Max Jacob (1876-1944)

Fils d'un antiquaire juif, Max Jacob naquit à Quimper puis vécut à Paris, où il fréquentera Apollinaire, devint l'ami de Picasso et exerça toutes sortes de métiers : il fut tour à tour employé de commerce, balayeur, mais aussi peintre de talent et critique d'art. En 1909, le Christ lui apparaît : cette vision le fait passer par les émotions les plus intenses et entraîne sa conversion (1914). 

De 1921 à 1928, il se retire à Saint-Benoit-sur-Loire. Il est arrêté par les nazis et interné au camp de Drancy, où il meurt en 1944. 

Son oeuvre est marquée par une surprenante dualité, fantaisie et mysticisme : "Oeuvres burlesques et Mystiques de Frère Matorel" (1912), "Le Cornet à dés" (poèmes en prose, 1917), "La Défense de Tartuffe" (1919), le "Laboratoire central" (1921), "Les Pénitents en maillots roses" (1925). Max Jacob révèle parfois une angoisse si profonde que l'on peut penser que son humour proche de la mystification est un moyen de défense contre l'incompréhension du monde.

 

"Sous les caps du passé, océan sans rivage

Je contemple un amour emporté par les vents

Les troupeaux fugitifs en la nuit de mon âge

Disparaissent.
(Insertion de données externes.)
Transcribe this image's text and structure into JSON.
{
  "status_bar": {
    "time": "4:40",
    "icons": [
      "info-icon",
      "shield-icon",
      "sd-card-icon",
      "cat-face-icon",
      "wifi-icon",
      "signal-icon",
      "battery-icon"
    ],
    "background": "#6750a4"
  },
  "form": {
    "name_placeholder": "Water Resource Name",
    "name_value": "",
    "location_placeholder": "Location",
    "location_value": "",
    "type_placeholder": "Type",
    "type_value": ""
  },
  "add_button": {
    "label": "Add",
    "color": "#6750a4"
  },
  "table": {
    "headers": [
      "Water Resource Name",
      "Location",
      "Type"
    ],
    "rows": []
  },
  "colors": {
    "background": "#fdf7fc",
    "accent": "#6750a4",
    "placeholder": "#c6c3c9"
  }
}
Mes yeux sont les lampes du temps.

Terres mémoriales, mes îles fortunées!

Seigneurial délice, majestueux repos!

Les rapides chevaux de mes vertes années

N'ont pas lassé mon coeur du bruit de leurs sabots.

J'ai tissé, j'ai tissé de vents et de paroles

Un voile au long col gris tenu par les péchés

De mon dernier portail il cache l'Acropole

Et courbe vers le sol un casque empanaché.

As-tu faim de la terre? Rêves-tu de royaumes?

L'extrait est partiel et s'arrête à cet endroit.